When I set them up on the computer, the order goes something like this for each incremental distance out from the hub:  I scale them by multiplying by the desired chord length, which is obtained from a mathmatical theoretical model. Next I rotate them to the desired pitch angle, also obtained from a theoretical mathmatical model, by converting the resulting coordinates into polar coordinates, which simplifies this because you can simply add the angles.  Then I convert the coordinates back to rectangular coordinates and adjust them such that they remain within the blank that I will be carving them from.  Then I run the results, which I generate as a table of coordinates, through a script for my tool offsets which generates the g-codes which the tool needs to run.  This is probably not the standard design approach, but it works for me.  Rich  

[SparWeb]

"...I don't quite understand your comment about blade angle however, as solidity is about rotor area..."
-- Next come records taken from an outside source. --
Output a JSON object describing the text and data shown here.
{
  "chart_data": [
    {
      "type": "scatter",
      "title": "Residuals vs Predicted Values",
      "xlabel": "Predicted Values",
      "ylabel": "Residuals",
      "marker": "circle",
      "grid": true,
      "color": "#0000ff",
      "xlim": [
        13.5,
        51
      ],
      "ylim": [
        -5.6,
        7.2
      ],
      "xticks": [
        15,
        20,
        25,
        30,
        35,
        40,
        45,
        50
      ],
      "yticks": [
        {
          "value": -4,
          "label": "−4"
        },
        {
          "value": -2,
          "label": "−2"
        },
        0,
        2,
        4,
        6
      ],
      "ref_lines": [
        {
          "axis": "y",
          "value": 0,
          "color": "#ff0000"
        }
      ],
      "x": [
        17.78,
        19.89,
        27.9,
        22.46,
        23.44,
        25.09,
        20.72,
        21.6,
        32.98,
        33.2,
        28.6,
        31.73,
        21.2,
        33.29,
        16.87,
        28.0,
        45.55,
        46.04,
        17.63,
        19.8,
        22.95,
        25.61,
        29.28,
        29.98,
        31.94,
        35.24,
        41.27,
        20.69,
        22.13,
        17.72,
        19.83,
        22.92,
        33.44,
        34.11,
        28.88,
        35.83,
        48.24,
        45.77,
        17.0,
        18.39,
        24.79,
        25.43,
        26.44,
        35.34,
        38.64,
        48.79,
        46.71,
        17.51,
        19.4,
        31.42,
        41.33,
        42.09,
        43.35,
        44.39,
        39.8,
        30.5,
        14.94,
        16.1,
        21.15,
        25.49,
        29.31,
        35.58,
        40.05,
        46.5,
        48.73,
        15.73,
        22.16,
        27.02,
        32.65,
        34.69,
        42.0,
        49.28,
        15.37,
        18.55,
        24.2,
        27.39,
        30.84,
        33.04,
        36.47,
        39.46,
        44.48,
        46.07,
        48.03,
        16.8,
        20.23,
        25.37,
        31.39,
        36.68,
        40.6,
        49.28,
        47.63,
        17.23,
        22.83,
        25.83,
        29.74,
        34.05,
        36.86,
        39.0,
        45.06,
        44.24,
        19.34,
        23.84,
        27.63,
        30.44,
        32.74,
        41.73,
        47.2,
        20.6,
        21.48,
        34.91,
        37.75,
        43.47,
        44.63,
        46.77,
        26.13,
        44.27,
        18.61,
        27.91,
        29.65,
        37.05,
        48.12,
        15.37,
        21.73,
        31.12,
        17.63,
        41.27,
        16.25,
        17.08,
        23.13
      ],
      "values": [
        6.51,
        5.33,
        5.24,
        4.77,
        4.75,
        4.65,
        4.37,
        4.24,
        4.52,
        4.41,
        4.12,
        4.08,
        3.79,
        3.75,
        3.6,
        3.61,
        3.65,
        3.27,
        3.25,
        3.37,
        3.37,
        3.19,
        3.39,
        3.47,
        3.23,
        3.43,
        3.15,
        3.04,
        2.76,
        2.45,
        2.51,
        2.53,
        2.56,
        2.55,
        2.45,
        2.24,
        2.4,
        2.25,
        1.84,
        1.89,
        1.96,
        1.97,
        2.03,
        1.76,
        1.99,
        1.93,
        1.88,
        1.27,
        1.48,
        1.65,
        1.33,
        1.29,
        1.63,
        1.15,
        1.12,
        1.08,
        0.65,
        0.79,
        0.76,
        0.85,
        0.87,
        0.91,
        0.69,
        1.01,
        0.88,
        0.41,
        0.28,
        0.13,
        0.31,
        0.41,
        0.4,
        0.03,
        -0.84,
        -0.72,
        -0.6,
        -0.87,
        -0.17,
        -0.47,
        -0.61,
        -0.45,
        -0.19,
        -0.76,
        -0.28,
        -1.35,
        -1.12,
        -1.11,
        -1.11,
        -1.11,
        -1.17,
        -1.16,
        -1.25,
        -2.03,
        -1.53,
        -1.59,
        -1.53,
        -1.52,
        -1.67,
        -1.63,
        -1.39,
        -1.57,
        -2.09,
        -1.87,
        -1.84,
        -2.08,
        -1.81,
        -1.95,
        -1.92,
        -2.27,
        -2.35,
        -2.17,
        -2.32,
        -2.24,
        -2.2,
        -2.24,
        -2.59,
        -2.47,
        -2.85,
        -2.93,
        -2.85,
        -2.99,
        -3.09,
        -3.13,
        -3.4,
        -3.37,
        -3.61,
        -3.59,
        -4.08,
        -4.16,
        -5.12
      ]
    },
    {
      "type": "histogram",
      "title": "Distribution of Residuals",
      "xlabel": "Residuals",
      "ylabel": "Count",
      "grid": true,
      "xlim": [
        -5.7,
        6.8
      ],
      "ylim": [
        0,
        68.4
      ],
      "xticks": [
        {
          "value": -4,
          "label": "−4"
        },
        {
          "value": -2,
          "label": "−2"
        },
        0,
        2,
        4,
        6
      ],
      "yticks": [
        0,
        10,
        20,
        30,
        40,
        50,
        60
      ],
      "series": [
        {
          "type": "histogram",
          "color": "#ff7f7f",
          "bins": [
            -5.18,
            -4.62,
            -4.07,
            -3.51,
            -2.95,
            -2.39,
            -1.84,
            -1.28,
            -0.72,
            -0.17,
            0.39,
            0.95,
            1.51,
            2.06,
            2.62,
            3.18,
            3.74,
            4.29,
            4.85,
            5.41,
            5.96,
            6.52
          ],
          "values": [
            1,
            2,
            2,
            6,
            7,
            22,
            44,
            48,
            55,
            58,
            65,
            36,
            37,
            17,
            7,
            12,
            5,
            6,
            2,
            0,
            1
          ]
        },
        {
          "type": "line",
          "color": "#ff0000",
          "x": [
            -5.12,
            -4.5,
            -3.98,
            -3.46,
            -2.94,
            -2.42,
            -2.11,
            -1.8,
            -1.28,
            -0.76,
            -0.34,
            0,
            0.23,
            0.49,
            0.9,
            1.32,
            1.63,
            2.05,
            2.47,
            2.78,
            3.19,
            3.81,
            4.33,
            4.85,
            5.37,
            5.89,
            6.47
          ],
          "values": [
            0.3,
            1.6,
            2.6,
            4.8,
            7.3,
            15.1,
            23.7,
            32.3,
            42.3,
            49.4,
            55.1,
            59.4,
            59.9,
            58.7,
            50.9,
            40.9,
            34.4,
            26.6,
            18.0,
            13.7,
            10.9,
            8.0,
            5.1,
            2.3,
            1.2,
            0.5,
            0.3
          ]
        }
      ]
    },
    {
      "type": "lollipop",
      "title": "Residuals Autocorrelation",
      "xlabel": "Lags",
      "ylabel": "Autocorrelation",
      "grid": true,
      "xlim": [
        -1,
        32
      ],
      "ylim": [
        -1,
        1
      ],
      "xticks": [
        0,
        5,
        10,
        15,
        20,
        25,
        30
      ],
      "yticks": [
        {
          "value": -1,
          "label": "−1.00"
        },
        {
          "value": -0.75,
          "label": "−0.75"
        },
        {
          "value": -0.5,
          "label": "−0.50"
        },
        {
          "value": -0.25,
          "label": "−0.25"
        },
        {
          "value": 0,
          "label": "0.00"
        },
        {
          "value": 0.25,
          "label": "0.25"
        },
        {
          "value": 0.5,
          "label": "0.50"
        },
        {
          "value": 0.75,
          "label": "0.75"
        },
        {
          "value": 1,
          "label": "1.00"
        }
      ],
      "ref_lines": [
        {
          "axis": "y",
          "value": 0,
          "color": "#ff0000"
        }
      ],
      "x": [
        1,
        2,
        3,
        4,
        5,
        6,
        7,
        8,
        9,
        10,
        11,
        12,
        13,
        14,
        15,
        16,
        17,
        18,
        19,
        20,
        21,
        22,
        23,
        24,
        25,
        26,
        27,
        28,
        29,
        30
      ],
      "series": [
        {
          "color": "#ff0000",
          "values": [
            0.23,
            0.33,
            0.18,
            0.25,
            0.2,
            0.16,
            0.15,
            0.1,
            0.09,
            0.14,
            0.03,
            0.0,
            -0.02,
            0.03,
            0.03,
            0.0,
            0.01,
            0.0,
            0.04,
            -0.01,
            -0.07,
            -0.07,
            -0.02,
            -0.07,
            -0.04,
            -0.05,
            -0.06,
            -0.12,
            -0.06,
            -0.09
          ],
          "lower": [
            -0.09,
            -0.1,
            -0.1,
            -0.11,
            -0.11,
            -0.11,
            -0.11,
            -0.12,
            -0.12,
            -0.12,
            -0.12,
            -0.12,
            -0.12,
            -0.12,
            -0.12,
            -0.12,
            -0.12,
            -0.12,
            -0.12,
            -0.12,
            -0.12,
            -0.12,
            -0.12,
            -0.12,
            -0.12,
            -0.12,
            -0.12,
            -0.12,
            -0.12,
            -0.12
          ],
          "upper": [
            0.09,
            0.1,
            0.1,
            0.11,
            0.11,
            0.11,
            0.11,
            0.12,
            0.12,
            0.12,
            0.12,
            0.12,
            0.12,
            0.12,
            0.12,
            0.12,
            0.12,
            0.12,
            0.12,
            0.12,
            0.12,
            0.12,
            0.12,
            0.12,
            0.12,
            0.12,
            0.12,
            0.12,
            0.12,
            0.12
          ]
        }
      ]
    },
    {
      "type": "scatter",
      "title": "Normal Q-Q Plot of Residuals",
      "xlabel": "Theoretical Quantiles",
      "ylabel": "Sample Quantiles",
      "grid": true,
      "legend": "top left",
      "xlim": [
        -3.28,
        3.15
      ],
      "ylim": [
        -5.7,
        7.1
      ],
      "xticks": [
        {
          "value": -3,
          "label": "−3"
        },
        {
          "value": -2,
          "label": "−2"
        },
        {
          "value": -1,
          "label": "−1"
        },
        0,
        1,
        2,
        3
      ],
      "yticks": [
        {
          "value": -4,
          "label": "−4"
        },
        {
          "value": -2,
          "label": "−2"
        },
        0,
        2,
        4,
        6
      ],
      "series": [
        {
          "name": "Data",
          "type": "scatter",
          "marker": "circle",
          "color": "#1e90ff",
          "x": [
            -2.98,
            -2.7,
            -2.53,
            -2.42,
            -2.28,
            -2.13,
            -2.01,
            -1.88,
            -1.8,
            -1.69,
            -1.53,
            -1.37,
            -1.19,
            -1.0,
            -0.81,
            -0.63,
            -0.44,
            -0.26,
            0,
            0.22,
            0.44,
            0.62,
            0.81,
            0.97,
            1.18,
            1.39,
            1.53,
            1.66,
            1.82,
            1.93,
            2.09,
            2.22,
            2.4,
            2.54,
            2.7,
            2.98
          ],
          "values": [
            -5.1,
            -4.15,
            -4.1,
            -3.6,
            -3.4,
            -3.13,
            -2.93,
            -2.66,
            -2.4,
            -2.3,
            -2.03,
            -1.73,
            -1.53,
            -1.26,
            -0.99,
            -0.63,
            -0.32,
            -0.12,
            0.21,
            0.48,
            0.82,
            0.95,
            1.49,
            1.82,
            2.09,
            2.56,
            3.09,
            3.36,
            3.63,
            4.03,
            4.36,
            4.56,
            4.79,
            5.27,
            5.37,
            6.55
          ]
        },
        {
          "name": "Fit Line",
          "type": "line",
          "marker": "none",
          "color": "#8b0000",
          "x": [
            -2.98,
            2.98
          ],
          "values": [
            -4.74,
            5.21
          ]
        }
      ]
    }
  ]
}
Oops, I was typing too quickly I suppose.  TSR is the reciprocal of the angle of the blades.  I did mean that loading is more important than the CHORD of the blades.

After datalogging from my wind turbine, I can attest that my rotor-generator combination runs the whole range of TSR from 2 to 12, depending on the stator wire connections I select, and the windspeed.  Wind power goes up with the cube of wind speed, but generator power only by the square, so TSR is usually high in strong wind.